Ad hoc: Deutsche Post World Net to restructure U.S. Express business with new airlift partner and substantial cost savings initiative05/28/2008
- DHL Express U.S. to work with UPS for North American airlift
- Network restructuring to remove excess capacity in U.S. Express
- Continued strong U.S. presence with no changes to product range or service commitment; less than 4 percent of shipments affected
- Annualized cost savings in U.S. Express of about $1 billion (640 million euros); underlying EBIT to improve by around $800 million in 2010 and around $1 billion in 2011
- EXPRESS Corporate Division 2008 Underlying EBIT now seen at 400 million euros; Group EBIT guidance adjusted slightly to 4.1 billion euros
Deutsche Post World Net today announced a plan to restructure its DHL U.S. Express business by working with UPS for airlift capacity and reducing costs in its ground infrastructure. Under the plan, DHL and UPS have agreed to develop a contract whereby UPS will provide air uplift for DHL Express U.S. domestic and international shipments within North America. In addition, DHL will align its U.S. Express infrastructure to existing shipment volumes by redesigning its ground linehaul network to better match capacity with customer requirements. The impact on service levels will be minimal with less than 4 percent of shipments affected. DHL remains focused on delivering international and domestic Express products, offering an attractive alternative for U.S. customers and keeping a strong commitment to the U.S. market.
The restructuring plan will lead to sustainable improvements in financial performance and provide a sound starting point for a more efficient and customer-oriented business in the future. In 2008, the company expects an underlying EBIT loss of $1.3 billion in U.S. Express. Through the expected cost savings of around $800 million in 2010 and around $1 billion in 2011, underlying EBIT will improve accordingly. First positive effects of the plan will start showing already in 2009. The company expects to spend up to $2 billion to finance the restructuring plan. Due to the uncertain economic situation in the U.S., Deutsche Post World Net is reducing its guidance for underlying EBIT in the EXPRESS Corporate Division in 2008 to around 400 million euros from around 500 million euros. Subsequently, the Group's full-year guidance before non-recurring effects and restructuring costs will be reduced slightly by 100 million euros to around 4.1 billion euros.
DHL is taking action both in its infrastructure network and in aviation with a restructuring plan that focuses on three main elements:
- Reducing infrastructure network capacity by approximately 30 percent through the following detailed measures:
- Consolidating and closing smaller sorting facilities into modernized, larger stations, resulting in reductions of approximately 34 percent
- Rationalizing pickup and delivery routes by 17 percent, including new courier routing plans to enable better route planning and avoiding peaks in the operation, as well as making changes to staffing plans
- Ground linehaul network rationalized by 18 percent through improved capacity utilization and footprint reductions in some remote areas.

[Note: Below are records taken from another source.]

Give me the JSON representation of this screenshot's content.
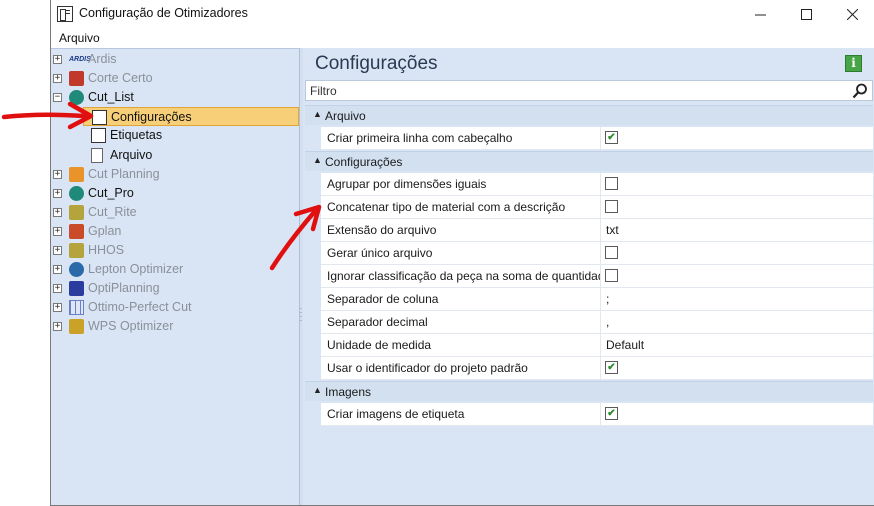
{
  "window": {
    "title": "Configuração de Otimizadores"
  },
  "menu": {
    "items": [
      "Arquivo"
    ]
  },
  "tree": {
    "items": [
      {
        "label": "Ardis",
        "expander": "+",
        "state": "disabled",
        "icon": "ardis-logo-icon",
        "color": "#1b3a8c"
      },
      {
        "label": "Corte Certo",
        "expander": "+",
        "state": "disabled",
        "icon": "corte-certo-icon",
        "color": "#c0392b"
      },
      {
        "label": "Cut_List",
        "expander": "−",
        "state": "enabled",
        "icon": "cut-list-icon",
        "color": "#1f8a7a"
      },
      {
        "label": "Configurações",
        "expander": "",
        "state": "selected",
        "icon": "config-icon",
        "color": "#333333"
      },
      {
        "label": "Etiquetas",
        "expander": "",
        "state": "enabled",
        "icon": "labels-icon",
        "color": "#333333"
      },
      {
        "label": "Arquivo",
        "expander": "",
        "state": "enabled",
        "icon": "file-icon",
        "color": "#666666"
      },
      {
        "label": "Cut Planning",
        "expander": "+",
        "state": "disabled",
        "icon": "cut-planning-icon",
        "color": "#e9932b"
      },
      {
        "label": "Cut_Pro",
        "expander": "+",
        "state": "enabled",
        "icon": "cut-pro-icon",
        "color": "#1f8a7a"
      },
      {
        "label": "Cut_Rite",
        "expander": "+",
        "state": "disabled",
        "icon": "cut-rite-icon",
        "color": "#b5a43b"
      },
      {
        "label": "Gplan",
        "expander": "+",
        "state": "disabled",
        "icon": "gplan-icon",
        "color": "#c94b2a"
      },
      {
        "label": "HHOS",
        "expander": "+",
        "state": "disabled",
        "icon": "hhos-icon",
        "color": "#b5a43b"
      },
      {
        "label": "Lepton Optimizer",
        "expander": "+",
        "state": "disabled",
        "icon": "lepton-icon",
        "color": "#2a6aa8"
      },
      {
        "label": "OptiPlanning",
        "expander": "+",
        "state": "disabled",
        "icon": "optiplanning-icon",
        "color": "#2a3d9e"
      },
      {
        "label": "Ottimo-Perfect Cut",
        "expander": "+",
        "state": "disabled",
        "icon": "ottimo-grid-icon",
        "color": "#6b7fc4"
      },
      {
        "label": "WPS Optimizer",
        "expander": "+",
        "state": "disabled",
        "icon": "wps-icon",
        "color": "#c9a227"
      }
    ]
  },
  "panel": {
    "title": "Configurações",
    "info_label": "i"
  },
  "filter": {
    "placeholder": "Filtro",
    "value": ""
  },
  "grid": {
    "categories": [
      {
        "label": "Arquivo",
        "rows": [
          {
            "name": "Criar primeira linha com cabeçalho",
            "type": "checkbox",
            "checked": true
          }
        ]
      },
      {
        "label": "Configurações",
        "rows": [
          {
            "name": "Agrupar por dimensões iguais",
            "type": "checkbox",
            "checked": false
          },
          {
            "name": "Concatenar tipo de material com a descrição",
            "type": "checkbox",
            "checked": false
          },
          {
            "name": "Extensão do arquivo",
            "type": "text",
            "value": "txt"
          },
          {
            "name": "Gerar único arquivo",
            "type": "checkbox",
            "checked": false
          },
          {
            "name": "Ignorar classificação da peça na soma de quantidade",
            "type": "checkbox",
            "checked": false
          },
          {
            "name": "Separador de coluna",
            "type": "text",
            "value": ";"
          },
          {
            "name": "Separador decimal",
            "type": "text",
            "value": ","
          },
          {
            "name": "Unidade de medida",
            "type": "text",
            "value": "Default"
          },
          {
            "name": "Usar o identificador do projeto padrão",
            "type": "checkbox",
            "checked": true
          }
        ]
      },
      {
        "label": "Imagens",
        "rows": [
          {
            "name": "Criar imagens de etiqueta",
            "type": "checkbox",
            "checked": true
          }
        ]
      }
    ]
  },
  "colors": {
    "accent_selected": "#f7cf79",
    "pane_bg": "#d9e5f4",
    "check_green": "#2c8a2c",
    "annotation_red": "#e01010"
  }
}
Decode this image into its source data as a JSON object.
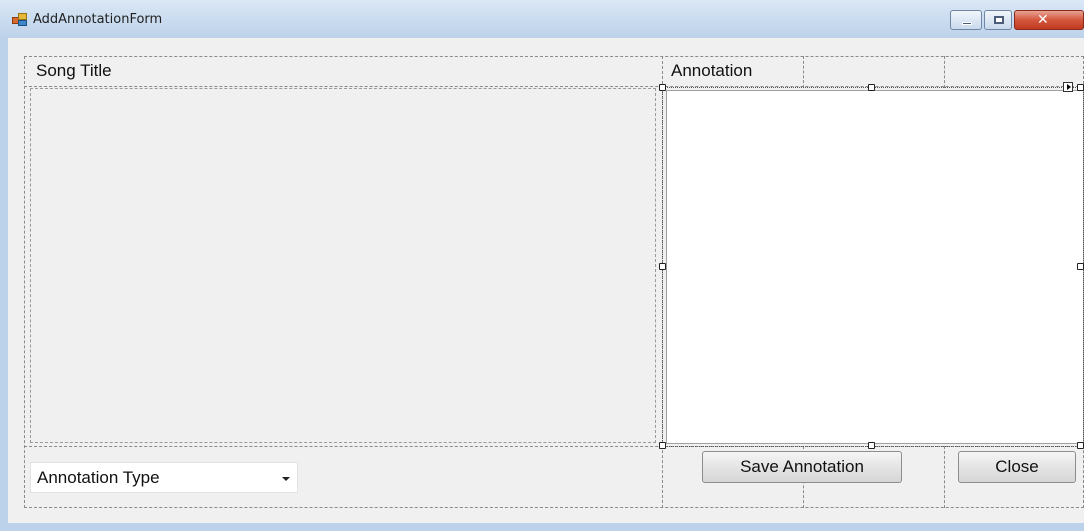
{
  "window": {
    "title": "AddAnnotationForm",
    "buttons": {
      "minimize": "minimize",
      "maximize": "maximize",
      "close": "close"
    }
  },
  "form": {
    "song_title_label": "Song Title",
    "annotation_label": "Annotation",
    "annotation_type": {
      "selected": "Annotation Type"
    },
    "save_button": "Save Annotation",
    "close_button": "Close"
  },
  "icons": {
    "app": "app-icon",
    "minimize": "minimize-icon",
    "maximize": "maximize-icon",
    "close": "close-icon",
    "dropdown": "chevron-down-icon",
    "smart_tag": "smart-tag-icon"
  },
  "colors": {
    "titlebar": "#c9dbef",
    "client_background": "#f0f0f0",
    "close_button": "#c0391f",
    "textbox_background": "#ffffff"
  }
}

- A proposed contract between DHL and UPS whereby UPS will provide air uplift for DHL Express U.S. domestic and international shipments within North America
- Reduction in overhead and other administrative costs
As one central part of its restructuring activities, DHL and UPS will pursue a contract to provide air uplift, creating a single airline partner for DHL Express in the U.S. DHL will continue to operate its courier and ground network as well as pickup and delivery services to its customers across the country. The proposed agreement, in character and scope representing an efficient model in the express industry, will extend for 10 years. The commencement of UPS service into the DHL network is expected to begin later this year. The proposed contract provides both DHL and UPS substantial economic benefits in the U.S. Express market, which remains one of the most challenging marketplaces worldwide in light of the current economic downturn. DHL will continue to compete in the U.S. market under its own brand, offering attractive value to customers. The restructuring action in no way diminishes DHL's commitment to retaining a significant presence in the U.S. market, which is key to DHL's global network.
DHL's strategic priorities in the U.S. will be to continue to provide record service reliability, and accelerating growth in more profitable segments of the market through leveraging innovative sales channel strategies like the recently announced Walgreens partnership. In addition, DHL will be more selective in accepting business from a small number of scarcely populated areas and take advantage of capacity and cost reductions to grow a leaner and more focused ground business.